Weekends and nights are a quiet time these days in the control room, but the lack of noise isn’t from a lack of collisions. Last weekend, in a single run, ATLAS collected almost as much data as in the previous months, thanks to a new peak luminosity record of 5 x 1029 cm-2 s-1. Every crossing of the beams brought, on average, more than one pair of protons colliding!
During the day, the LHC performs tests and calibrations that allow a gradual increase in the number of collisions per second and continue the fantastic trend of doubling datasets. In the ATLAS control room, experts spend the day also testing, calibrating, improving, breaking, fixing, and tweaking small corners of our humming giant. At night, when the experts sleep and the tweaking pauses, the LHC and ATLAS run smoothly, collecting data, under the watch of dedicated and caffeinated night shifters.
Testing and tuning aren’t the only reasons for collisions to stop, however. Last week, a lightning bolt caused a power fluctuation which caused the beam to dump. A problem with a file server system, not developed by the LHC, also caused a delay.
These problems, however, are small and unimaginative compared to others in the past. The predecessor of the LHC, LEP, which was in the same tunnel, untangled some rather unexpected issues. The water in Lake Geneva compresses the ground in the region. When the water level changes due to seasonal variations, the nearby topology changes. The change is very slight, but the accelerator was so sensitive that even this tiny shift in the position of the magnets had to be accounted for.

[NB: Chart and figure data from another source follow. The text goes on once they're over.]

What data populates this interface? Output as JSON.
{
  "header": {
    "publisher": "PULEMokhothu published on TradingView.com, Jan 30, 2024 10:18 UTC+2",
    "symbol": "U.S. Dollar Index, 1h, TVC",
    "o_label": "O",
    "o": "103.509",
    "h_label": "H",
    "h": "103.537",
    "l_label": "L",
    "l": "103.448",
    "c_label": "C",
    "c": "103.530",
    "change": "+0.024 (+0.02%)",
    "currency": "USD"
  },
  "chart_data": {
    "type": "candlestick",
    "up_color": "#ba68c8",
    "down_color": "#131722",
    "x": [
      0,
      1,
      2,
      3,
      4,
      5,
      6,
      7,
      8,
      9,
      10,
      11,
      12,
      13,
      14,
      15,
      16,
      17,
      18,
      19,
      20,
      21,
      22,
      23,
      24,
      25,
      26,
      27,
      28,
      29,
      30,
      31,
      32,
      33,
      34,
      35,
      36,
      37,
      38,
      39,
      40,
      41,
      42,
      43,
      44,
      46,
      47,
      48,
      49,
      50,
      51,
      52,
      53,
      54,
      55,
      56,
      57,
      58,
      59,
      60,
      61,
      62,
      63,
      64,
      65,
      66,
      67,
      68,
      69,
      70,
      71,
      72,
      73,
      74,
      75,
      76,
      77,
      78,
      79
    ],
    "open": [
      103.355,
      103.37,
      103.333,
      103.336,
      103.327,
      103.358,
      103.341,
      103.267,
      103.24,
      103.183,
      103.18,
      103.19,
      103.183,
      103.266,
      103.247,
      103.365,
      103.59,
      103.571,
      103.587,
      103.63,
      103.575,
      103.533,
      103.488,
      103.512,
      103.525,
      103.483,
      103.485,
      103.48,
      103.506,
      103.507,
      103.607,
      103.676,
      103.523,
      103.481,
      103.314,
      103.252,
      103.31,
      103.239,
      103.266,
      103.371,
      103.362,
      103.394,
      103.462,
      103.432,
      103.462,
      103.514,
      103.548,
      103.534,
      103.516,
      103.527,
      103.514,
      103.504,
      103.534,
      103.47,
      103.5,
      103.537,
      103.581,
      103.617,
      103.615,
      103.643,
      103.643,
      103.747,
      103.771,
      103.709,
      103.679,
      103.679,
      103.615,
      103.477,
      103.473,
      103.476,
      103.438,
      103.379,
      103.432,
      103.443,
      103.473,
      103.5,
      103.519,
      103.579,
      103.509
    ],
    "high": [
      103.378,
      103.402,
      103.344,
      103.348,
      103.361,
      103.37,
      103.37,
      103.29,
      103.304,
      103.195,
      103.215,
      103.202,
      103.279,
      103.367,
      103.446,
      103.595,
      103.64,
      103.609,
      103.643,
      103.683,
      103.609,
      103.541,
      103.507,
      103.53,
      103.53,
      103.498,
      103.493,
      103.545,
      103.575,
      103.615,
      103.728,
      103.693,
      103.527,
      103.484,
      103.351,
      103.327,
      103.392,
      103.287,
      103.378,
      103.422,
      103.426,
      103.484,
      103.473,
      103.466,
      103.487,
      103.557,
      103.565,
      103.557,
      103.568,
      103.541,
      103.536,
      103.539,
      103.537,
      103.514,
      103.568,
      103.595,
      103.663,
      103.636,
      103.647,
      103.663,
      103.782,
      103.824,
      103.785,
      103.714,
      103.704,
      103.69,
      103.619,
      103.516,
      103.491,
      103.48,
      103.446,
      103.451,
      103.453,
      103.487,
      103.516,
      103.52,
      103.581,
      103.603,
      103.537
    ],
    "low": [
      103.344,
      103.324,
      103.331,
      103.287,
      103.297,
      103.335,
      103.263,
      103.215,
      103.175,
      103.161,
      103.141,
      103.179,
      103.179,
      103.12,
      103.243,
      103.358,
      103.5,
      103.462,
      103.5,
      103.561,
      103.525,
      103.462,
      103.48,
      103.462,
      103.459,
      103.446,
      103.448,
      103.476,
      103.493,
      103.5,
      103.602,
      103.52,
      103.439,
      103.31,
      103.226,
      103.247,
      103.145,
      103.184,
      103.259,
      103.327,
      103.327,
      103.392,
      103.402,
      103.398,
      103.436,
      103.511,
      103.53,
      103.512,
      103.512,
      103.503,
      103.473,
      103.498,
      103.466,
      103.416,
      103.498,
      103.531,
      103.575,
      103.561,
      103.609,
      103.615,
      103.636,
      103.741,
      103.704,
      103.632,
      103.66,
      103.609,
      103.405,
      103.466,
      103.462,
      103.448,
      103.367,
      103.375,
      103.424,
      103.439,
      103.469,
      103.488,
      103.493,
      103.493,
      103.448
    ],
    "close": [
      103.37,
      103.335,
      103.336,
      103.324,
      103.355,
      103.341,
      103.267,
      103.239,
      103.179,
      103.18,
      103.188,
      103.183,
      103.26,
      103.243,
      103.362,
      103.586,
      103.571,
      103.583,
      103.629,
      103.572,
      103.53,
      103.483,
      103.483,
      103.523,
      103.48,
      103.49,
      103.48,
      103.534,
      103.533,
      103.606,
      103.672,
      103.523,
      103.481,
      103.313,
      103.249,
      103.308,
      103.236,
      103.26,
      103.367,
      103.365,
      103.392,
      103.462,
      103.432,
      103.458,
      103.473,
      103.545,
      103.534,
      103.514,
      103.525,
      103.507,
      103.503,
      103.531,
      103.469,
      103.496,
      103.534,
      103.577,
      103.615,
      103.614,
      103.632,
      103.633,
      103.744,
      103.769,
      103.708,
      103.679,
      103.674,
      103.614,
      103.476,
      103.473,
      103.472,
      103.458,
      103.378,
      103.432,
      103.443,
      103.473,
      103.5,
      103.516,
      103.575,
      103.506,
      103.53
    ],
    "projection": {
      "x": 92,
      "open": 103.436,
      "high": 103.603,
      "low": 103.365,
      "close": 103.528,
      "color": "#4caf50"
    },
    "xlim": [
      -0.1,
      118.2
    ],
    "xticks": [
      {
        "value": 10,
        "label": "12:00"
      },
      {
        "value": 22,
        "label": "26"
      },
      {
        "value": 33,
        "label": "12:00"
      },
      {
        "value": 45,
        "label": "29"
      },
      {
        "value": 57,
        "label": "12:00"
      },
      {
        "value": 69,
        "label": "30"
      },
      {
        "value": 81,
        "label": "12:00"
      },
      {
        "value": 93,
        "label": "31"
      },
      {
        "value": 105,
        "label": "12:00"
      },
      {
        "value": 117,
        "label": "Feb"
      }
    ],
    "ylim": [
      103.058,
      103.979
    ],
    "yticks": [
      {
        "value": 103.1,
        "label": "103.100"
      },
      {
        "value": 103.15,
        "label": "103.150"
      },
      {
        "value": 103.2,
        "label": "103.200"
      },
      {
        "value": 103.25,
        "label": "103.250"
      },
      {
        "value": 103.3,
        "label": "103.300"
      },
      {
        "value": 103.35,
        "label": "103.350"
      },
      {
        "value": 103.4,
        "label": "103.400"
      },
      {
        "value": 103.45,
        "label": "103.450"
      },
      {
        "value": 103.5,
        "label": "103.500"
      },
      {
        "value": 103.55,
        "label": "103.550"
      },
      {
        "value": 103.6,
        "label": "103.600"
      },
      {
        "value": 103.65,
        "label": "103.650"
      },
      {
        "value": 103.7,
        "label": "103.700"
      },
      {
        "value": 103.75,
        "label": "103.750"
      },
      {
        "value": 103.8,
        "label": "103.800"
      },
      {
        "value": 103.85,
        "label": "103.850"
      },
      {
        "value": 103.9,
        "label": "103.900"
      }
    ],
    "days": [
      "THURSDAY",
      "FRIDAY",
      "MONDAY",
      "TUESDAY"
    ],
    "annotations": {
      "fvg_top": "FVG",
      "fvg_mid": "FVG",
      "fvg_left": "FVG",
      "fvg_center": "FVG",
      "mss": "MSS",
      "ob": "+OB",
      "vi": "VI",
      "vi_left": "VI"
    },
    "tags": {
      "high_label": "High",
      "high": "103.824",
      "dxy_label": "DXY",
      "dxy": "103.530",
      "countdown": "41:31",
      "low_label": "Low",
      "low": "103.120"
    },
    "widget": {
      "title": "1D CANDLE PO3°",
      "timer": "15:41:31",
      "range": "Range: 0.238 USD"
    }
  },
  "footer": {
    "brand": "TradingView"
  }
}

The position of the moon and its gravitational field also had an effect on the energy of the LEP beams. Not all mysteries had natural origins, however. For months, LEP observed noise in their system that they couldn’t trace. Only when the French railway workers went on strike and the noise disappeared did they realize that the passing TGV was inducing unwanted current in a vacuum chamber. And finally, more locally, some difficulty in getting the beams to circulate more than 15 times was traced to a single quadrupole magnet. When the magnet was examined closely, two empty beer bottles were found actually inside the accelerator.
The LHC, at least so far, has had only one (at least, of which I am aware) bizarre externally-induced problem: the notorious day it was brought down for a short while by a bird with a baguette.
These sorts of problems might make the accelerator seem delicate. It is, after all, more than 26 km of some of the world’s most precise technology. Pushing the forefront of engineering and technology — the fastest humans have ever made something go, the smallest scales we have ever seen — requires building something crazily large and crazily sensitive. But its fragility is strengthened by adaptability, and by a team of experts working round the clock to solve problems bizarre and routine alike. As problems arise, solutions are found. It was not designed to be started one day with a big button and left running unobserved for years; unexpected problems are expected. As long as the LHC is kept safe from its own stored energy — and that is what many of the current tests are ensuring — baguettes and lightning bolts may cause a few minutes of excitement in the ATLAS control room and a period of hard work in the LHC one, but, after a pause, the collisions will continue.